Ring Algorithm (2) • The process that initiated it, then sends out a message saying “COORDINATOR” • the process with highest number in list is the leader • when this comes back, then process P deletes it
A Ring Algorithm(1) • Election algorithm using a ring. We start with 6 processes, connected in a logical ring. Process 6 is the leader, as it has the highest number.
A Ring Algorithm(2) Process 6 fails.
A Ring Algorithm(3) Process 3 notices that Process 6 does not respond So it starts an election, sending a message containing its id to the next node in the ring.
A Ring Algorithm(4) Process 5 passes the message on, adding its own id to the message
A Ring Algorithm(5) Process 0 passes the message on, adding its own id to the message.
A Ring Algorithm(6) Process 1 passes the message on, adding its own id to the message.

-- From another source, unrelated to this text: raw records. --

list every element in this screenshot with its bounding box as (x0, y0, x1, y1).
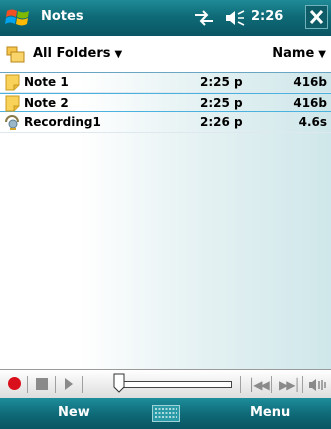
folder-icon (6, 46, 25, 63)
divider (240, 376, 241, 393)
file-time: 2:25 p (200, 75, 243, 89)
playback-slider[interactable] (116, 381, 232, 388)
recorder-toolbar: │◀◀ ▶▶│ (0, 369, 331, 399)
slider-handle[interactable] (113, 373, 125, 393)
softkey-bar: New Menu (0, 398, 331, 429)
note-icon (5, 74, 20, 91)
title-bar: Notes 2:26 (0, 0, 331, 36)
close-button[interactable] (305, 5, 328, 29)
sort-dropdown[interactable]: Name ▼ (272, 46, 326, 61)
new-button[interactable]: New (58, 405, 90, 420)
volume-icon[interactable] (308, 378, 328, 392)
file-size: 416b (293, 96, 327, 110)
stop-icon[interactable] (36, 378, 48, 390)
list-item[interactable]: Recording1 2:26 p 4.6s (0, 113, 331, 133)
chevron-down-icon: ▼ (318, 49, 326, 60)
close-icon (309, 9, 324, 25)
menu-button[interactable]: Menu (250, 405, 290, 420)
file-name: Recording1 (24, 115, 101, 129)
skip-back-icon[interactable]: │◀◀ (248, 378, 270, 392)
file-size: 416b (293, 75, 327, 89)
app-title: Notes (41, 9, 84, 24)
sort-label: Name (272, 46, 315, 61)
recording-icon (5, 115, 19, 130)
clock: 2:26 (251, 9, 284, 24)
folder-label: All Folders (33, 46, 111, 61)
file-time: 2:26 p (200, 115, 243, 129)
file-name: Note 1 (24, 75, 69, 89)
note-icon (5, 95, 20, 112)
folder-header: All Folders ▼ Name ▼ (0, 36, 331, 73)
record-icon[interactable] (8, 377, 21, 390)
folder-dropdown[interactable]: All Folders ▼ (33, 46, 122, 61)
file-list: Note 1 2:25 p 416b Note 2 2:25 p 416b Re… (0, 73, 331, 369)
divider (27, 376, 28, 393)
divider (271, 376, 272, 393)
list-item[interactable]: Note 1 2:25 p 416b (0, 73, 331, 93)
list-item[interactable]: Note 2 2:25 p 416b (0, 93, 331, 112)
file-size: 4.6s (298, 115, 327, 129)
divider (302, 376, 303, 393)
divider (55, 376, 56, 393)
connectivity-icon[interactable] (192, 9, 216, 27)
skip-forward-icon[interactable]: ▶▶│ (279, 378, 301, 392)
speaker-icon[interactable] (224, 9, 246, 27)
keyboard-icon[interactable] (152, 405, 180, 422)
file-name: Note 2 (24, 96, 69, 110)
chevron-down-icon: ▼ (114, 49, 123, 60)
divider (82, 376, 83, 393)
windows-flag-icon[interactable] (3, 3, 33, 33)
file-time: 2:25 p (200, 96, 243, 110)
play-icon[interactable] (65, 378, 73, 390)
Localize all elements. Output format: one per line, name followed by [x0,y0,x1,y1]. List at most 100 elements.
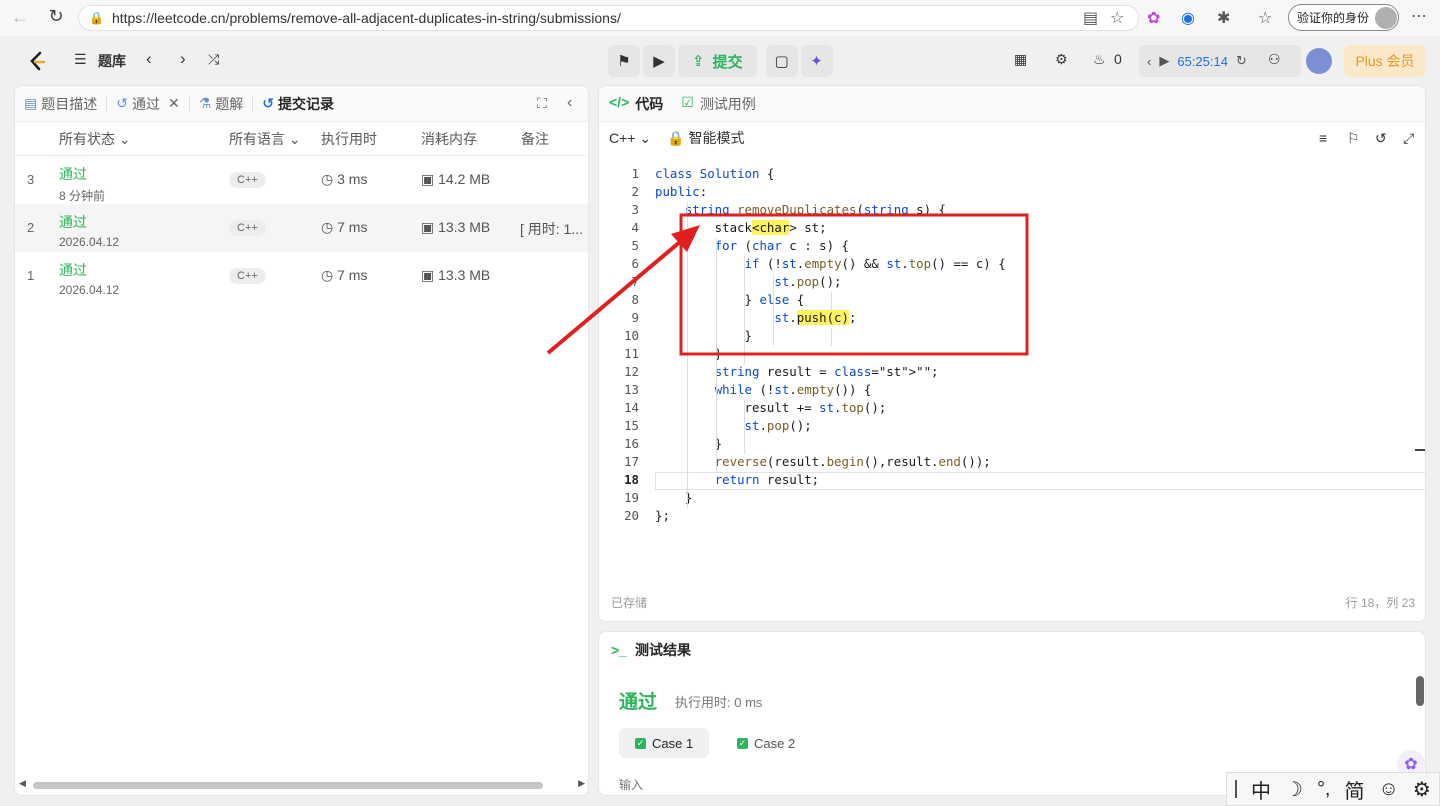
code-line[interactable]: } [655,328,752,343]
code-line[interactable]: } [655,436,722,451]
tab-submissions[interactable]: ↺ 提交记录 [253,94,343,114]
list-icon[interactable]: ☰ [74,51,87,68]
reset-code-icon[interactable]: ↺ [1375,130,1387,147]
code-line[interactable]: if (!st.empty() && st.top() == c) { [655,256,1006,271]
prev-problem-icon[interactable]: ‹ [146,49,152,69]
expand-icon[interactable]: ⤢ [1403,130,1414,147]
settings-icon[interactable]: ⚙ [1055,51,1068,68]
code-line[interactable]: st.pop(); [655,418,812,433]
header-memory[interactable]: 消耗内存 [421,129,477,149]
vertical-scroll-thumb[interactable] [1416,676,1424,706]
table-row[interactable]: 3 通过 8 分钟前 C++ ◷ 3 ms ▣ 14.2 MB [15,156,588,204]
row-status[interactable]: 通过 [59,212,119,232]
reset-icon[interactable]: ↻ [1236,53,1247,69]
format-icon[interactable]: ≡ [1319,130,1327,146]
reload-icon[interactable]: ↻ [38,6,74,27]
lock-icon: 🔒 [667,129,685,146]
code-line[interactable]: st.push(c); [655,310,856,325]
leetcode-logo[interactable] [26,50,48,74]
brain-extension-icon[interactable]: ✿ [1147,8,1160,28]
layout-icon[interactable]: ▦ [1014,51,1027,68]
next-problem-icon[interactable]: › [180,49,186,69]
emoji-icon[interactable]: ☺ [1379,778,1399,801]
clock-icon: ◷ [321,267,338,283]
code-editor[interactable]: 1 class Solution {2 public: 3 string remove… [599,158,1425,582]
play-timer-icon[interactable]: ▶ [1159,53,1169,69]
code-line[interactable]: public: [655,184,707,199]
code-line[interactable]: for (char c : s) { [655,238,849,253]
memory-value: 13.3 MB [438,267,491,283]
table-row[interactable]: 1 通过 2026.04.12 C++ ◷ 7 ms ▣ 13.3 MB [15,252,588,300]
filter-language[interactable]: 所有语言 ⌄ [229,129,301,149]
more-icon[interactable]: ⋯ [1411,6,1427,26]
moon-icon[interactable]: ☽ [1285,777,1303,802]
ime-chinese-toggle[interactable]: 中 [1251,775,1271,804]
line-number: 18 [624,472,639,487]
language-select[interactable]: C++ ⌄ [609,130,651,147]
case-tab-1[interactable]: ✓ Case 1 [619,728,710,758]
collections-icon[interactable]: ☆ [1258,8,1272,28]
result-title[interactable]: 测试结果 [635,640,691,660]
close-icon[interactable]: ✕ [168,95,180,112]
chip-icon: ▣ [421,219,439,235]
debug-button[interactable]: ⚑ [608,45,640,77]
add-friend-icon[interactable]: ⚇ [1268,51,1281,68]
mode-label[interactable]: 智能模式 [689,128,745,148]
chevron-left-icon[interactable]: ‹ [1147,54,1151,69]
tab-testcases[interactable]: ☑ 测试用例 [681,94,756,114]
fullscreen-icon[interactable]: ⛶ [537,95,547,112]
favorite-star-icon[interactable]: ☆ [1110,8,1124,28]
row-status[interactable]: 通过 [59,164,105,184]
scroll-left-icon[interactable]: ◀ [19,778,26,789]
address-bar[interactable]: 🔒 https://leetcode.cn/problems/remove-al… [78,5,1139,31]
code-icon: </> [609,93,630,110]
code-line[interactable]: class Solution { [655,166,774,181]
code-line[interactable]: string removeDuplicates(string s) { [655,202,946,217]
ime-handle[interactable] [1235,780,1237,798]
bookmark-icon[interactable]: ⚐ [1347,130,1360,147]
user-avatar[interactable] [1306,48,1332,74]
shuffle-icon[interactable]: ⤮ [208,51,219,68]
code-line[interactable]: }; [655,508,670,523]
ai-button[interactable]: ✦ [800,45,833,77]
collapse-icon[interactable]: ‹ [567,94,572,112]
code-line[interactable]: return result; [655,472,819,487]
submit-button[interactable]: ⇪ 提交 [678,45,757,77]
filter-status[interactable]: 所有状态 ⌄ [59,129,131,149]
code-line[interactable]: } else { [655,292,805,307]
code-line[interactable]: string result = class="st">""; [655,364,939,379]
tab-passed[interactable]: ↺ 通过 ✕ [107,94,188,114]
row-status[interactable]: 通过 [59,260,119,280]
horizontal-scrollbar[interactable]: ◀ ▶ [19,778,585,789]
row-memory: ▣ 14.2 MB [421,171,490,188]
back-icon[interactable]: ← [2,7,38,28]
row-note[interactable]: [ 用时: 1... [520,219,583,239]
result-status: 通过 [619,692,658,713]
table-row[interactable]: 2 通过 2026.04.12 C++ ◷ 7 ms ▣ 13.3 MB [ 用时: 1..… [15,204,588,252]
case-tab-2[interactable]: ✓ Case 2 [721,728,811,758]
tab-code[interactable]: </> 代码 [609,94,663,114]
run-button[interactable]: ▶ [643,45,675,77]
punctuation-toggle[interactable]: °, [1317,778,1331,801]
code-line[interactable]: } [655,346,722,361]
tab-solutions[interactable]: ⚗ 题解 [190,94,253,114]
tab-description[interactable]: ▤ 题目描述 [15,94,106,114]
code-line[interactable]: stack<char> st; [655,220,827,235]
notes-button[interactable]: ▢ [765,45,798,77]
code-line[interactable]: result += st.top(); [655,400,887,415]
ime-settings-icon[interactable]: ⚙ [1413,777,1431,802]
code-line[interactable]: st.pop(); [655,274,841,289]
problem-bank-link[interactable]: 题库 [98,51,126,71]
extension-icon[interactable]: ◉ [1181,8,1195,28]
flame-icon[interactable]: ♨ [1093,51,1106,68]
indent-guide [686,202,688,508]
header-runtime[interactable]: 执行用时 [321,129,377,149]
reader-icon[interactable]: ▤ [1083,8,1098,28]
code-line[interactable]: reverse(result.begin(),result.end()); [655,454,991,469]
scroll-right-icon[interactable]: ▶ [578,778,585,789]
simplified-toggle[interactable]: 简 [1345,775,1365,804]
puzzle-icon[interactable]: ✱ [1217,8,1230,28]
plus-member-button[interactable]: Plus 会员 [1344,45,1426,77]
profile-button[interactable]: 验证你的身份 [1288,4,1399,31]
scroll-thumb[interactable] [33,782,543,789]
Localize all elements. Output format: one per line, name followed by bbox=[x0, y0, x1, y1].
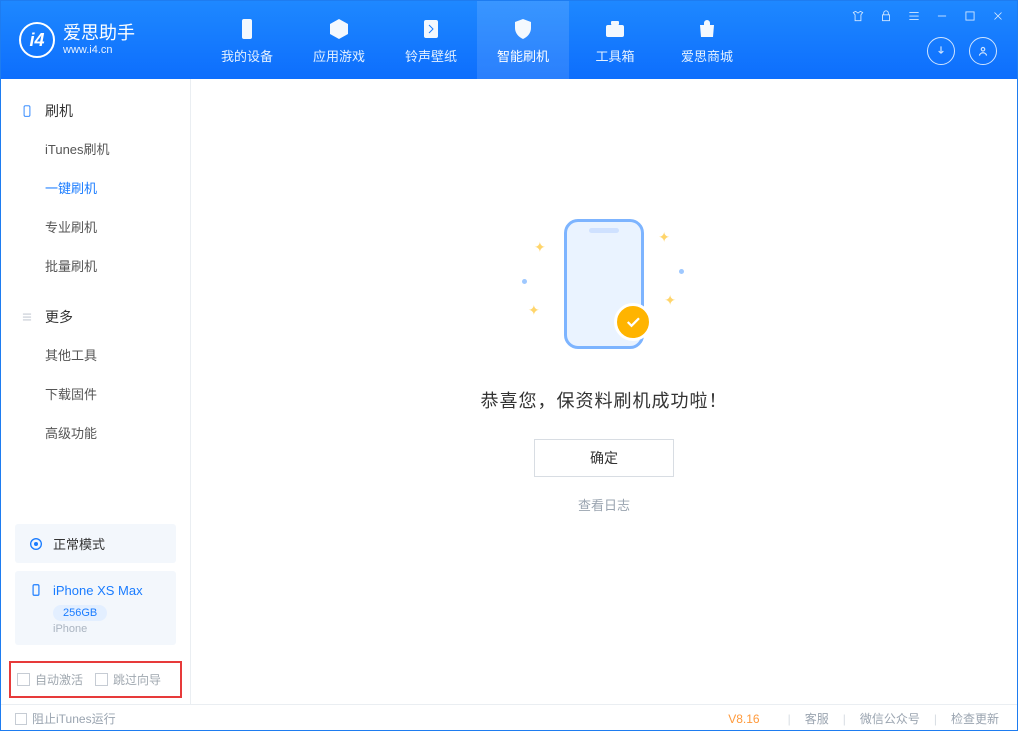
version-label: V8.16 bbox=[728, 712, 759, 726]
dot-icon bbox=[679, 269, 684, 274]
sparkle-icon: ✦ bbox=[664, 292, 676, 309]
nav-tabs: 我的设备 应用游戏 铃声壁纸 智能刷机 工具箱 爱思商城 bbox=[201, 1, 753, 79]
sidebar-title: 更多 bbox=[45, 307, 73, 327]
header-actions bbox=[927, 37, 997, 65]
sidebar-item-firmware[interactable]: 下载固件 bbox=[1, 374, 190, 413]
list-icon bbox=[19, 309, 35, 325]
success-illustration: ✦ ✦ ✦ ✦ bbox=[514, 209, 694, 359]
sidebar-item-itunes[interactable]: iTunes刷机 bbox=[1, 129, 190, 168]
success-message: 恭喜您，保资料刷机成功啦！ bbox=[481, 387, 728, 413]
device-small-icon bbox=[27, 581, 45, 599]
minimize-icon[interactable] bbox=[933, 7, 951, 25]
window-controls bbox=[849, 7, 1007, 25]
options-highlight: 自动激活 跳过向导 bbox=[9, 661, 182, 698]
sidebar-header-more[interactable]: 更多 bbox=[1, 299, 190, 335]
bag-icon bbox=[694, 16, 720, 42]
phone-icon bbox=[234, 16, 260, 42]
sparkle-icon: ✦ bbox=[528, 302, 540, 319]
nav-my-device[interactable]: 我的设备 bbox=[201, 1, 293, 79]
cube-icon bbox=[326, 16, 352, 42]
checkbox-block-itunes[interactable]: 阻止iTunes运行 bbox=[15, 710, 116, 727]
nav-label: 爱思商城 bbox=[681, 46, 733, 65]
sidebar-title: 刷机 bbox=[45, 101, 73, 121]
music-icon bbox=[418, 16, 444, 42]
main-panel: ✦ ✦ ✦ ✦ 恭喜您，保资料刷机成功啦！ 确定 查看日志 bbox=[191, 79, 1017, 704]
maximize-icon[interactable] bbox=[961, 7, 979, 25]
sidebar-item-tools[interactable]: 其他工具 bbox=[1, 335, 190, 374]
device-icon bbox=[19, 103, 35, 119]
nav-store[interactable]: 爱思商城 bbox=[661, 1, 753, 79]
shirt-icon[interactable] bbox=[849, 7, 867, 25]
footer: 阻止iTunes运行 V8.16 | 客服 | 微信公众号 | 检查更新 bbox=[1, 704, 1017, 732]
sidebar-group-more: 更多 其他工具 下载固件 高级功能 bbox=[1, 285, 190, 452]
footer-link-update[interactable]: 检查更新 bbox=[947, 710, 1003, 727]
nav-label: 铃声壁纸 bbox=[405, 46, 457, 65]
nav-label: 应用游戏 bbox=[313, 46, 365, 65]
logo-icon: i4 bbox=[19, 22, 55, 58]
checkbox-label: 跳过向导 bbox=[113, 671, 161, 688]
footer-link-wechat[interactable]: 微信公众号 bbox=[856, 710, 924, 727]
app-url: www.i4.cn bbox=[63, 44, 135, 56]
nav-label: 我的设备 bbox=[221, 46, 273, 65]
separator: | bbox=[843, 712, 846, 726]
checkbox-icon bbox=[15, 713, 27, 725]
nav-label: 工具箱 bbox=[595, 46, 634, 65]
nav-ringtone[interactable]: 铃声壁纸 bbox=[385, 1, 477, 79]
sidebar-item-oneclick[interactable]: 一键刷机 bbox=[1, 168, 190, 207]
sidebar-header-flash[interactable]: 刷机 bbox=[1, 93, 190, 129]
nav-label: 智能刷机 bbox=[497, 46, 549, 65]
shield-icon bbox=[510, 16, 536, 42]
lock-icon[interactable] bbox=[877, 7, 895, 25]
nav-flash[interactable]: 智能刷机 bbox=[477, 1, 569, 79]
checkbox-icon bbox=[95, 673, 108, 686]
ok-button[interactable]: 确定 bbox=[534, 439, 674, 477]
sidebar-group-flash: 刷机 iTunes刷机 一键刷机 专业刷机 批量刷机 bbox=[1, 79, 190, 285]
nav-toolbox[interactable]: 工具箱 bbox=[569, 1, 661, 79]
sparkle-icon: ✦ bbox=[534, 239, 546, 256]
device-name: iPhone XS Max bbox=[53, 583, 143, 598]
nav-apps[interactable]: 应用游戏 bbox=[293, 1, 385, 79]
separator: | bbox=[934, 712, 937, 726]
device-storage: 256GB bbox=[53, 605, 107, 621]
device-box[interactable]: iPhone XS Max 256GB iPhone bbox=[15, 571, 176, 645]
footer-link-service[interactable]: 客服 bbox=[801, 710, 833, 727]
user-icon[interactable] bbox=[969, 37, 997, 65]
sidebar-item-advanced[interactable]: 高级功能 bbox=[1, 413, 190, 452]
toolbox-icon bbox=[602, 16, 628, 42]
sync-icon bbox=[27, 535, 45, 553]
checkbox-icon bbox=[17, 673, 30, 686]
body: 刷机 iTunes刷机 一键刷机 专业刷机 批量刷机 更多 其他工具 下载固件 … bbox=[1, 79, 1017, 704]
checkbox-label: 阻止iTunes运行 bbox=[32, 710, 116, 727]
dot-icon bbox=[522, 279, 527, 284]
menu-icon[interactable] bbox=[905, 7, 923, 25]
sidebar-item-pro[interactable]: 专业刷机 bbox=[1, 207, 190, 246]
close-icon[interactable] bbox=[989, 7, 1007, 25]
sparkle-icon: ✦ bbox=[658, 229, 670, 246]
checkbox-skip-guide[interactable]: 跳过向导 bbox=[95, 671, 161, 688]
view-log-link[interactable]: 查看日志 bbox=[578, 495, 630, 514]
logo[interactable]: i4 爱思助手 www.i4.cn bbox=[1, 22, 201, 58]
checkbox-label: 自动激活 bbox=[35, 671, 83, 688]
device-type: iPhone bbox=[53, 623, 164, 635]
sidebar: 刷机 iTunes刷机 一键刷机 专业刷机 批量刷机 更多 其他工具 下载固件 … bbox=[1, 79, 191, 704]
check-badge-icon bbox=[614, 303, 652, 341]
logo-text: 爱思助手 www.i4.cn bbox=[63, 24, 135, 56]
separator: | bbox=[788, 712, 791, 726]
header: i4 爱思助手 www.i4.cn 我的设备 应用游戏 铃声壁纸 智能刷机 工具… bbox=[1, 1, 1017, 79]
download-icon[interactable] bbox=[927, 37, 955, 65]
sidebar-item-batch[interactable]: 批量刷机 bbox=[1, 246, 190, 285]
mode-text: 正常模式 bbox=[53, 534, 105, 553]
checkbox-auto-activate[interactable]: 自动激活 bbox=[17, 671, 83, 688]
app-name: 爱思助手 bbox=[63, 24, 135, 44]
mode-box[interactable]: 正常模式 bbox=[15, 524, 176, 563]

A Ring Algorithm(7) Process 4 passes the message on, adding its own id to the message
A Ring Algorithm(8) When Process 3 receives the message back, it knows the message has gone around the ring, as its own id is in the list. Picking the highest id in the list, it starts the coordinator message "5 is the leader" around the ring
A Ring Algorithm(9) Process 5 passes on the coordinator message
A Ring Algorithm(10) Process 0 passes on the coordinator message.
A Ring Algorithm(11) Process 1 passes on the coordinator message.
A Ring Algorithm(12) Process 4 passes on the coordinator message Process 3 receives the coordinator message, and stops it.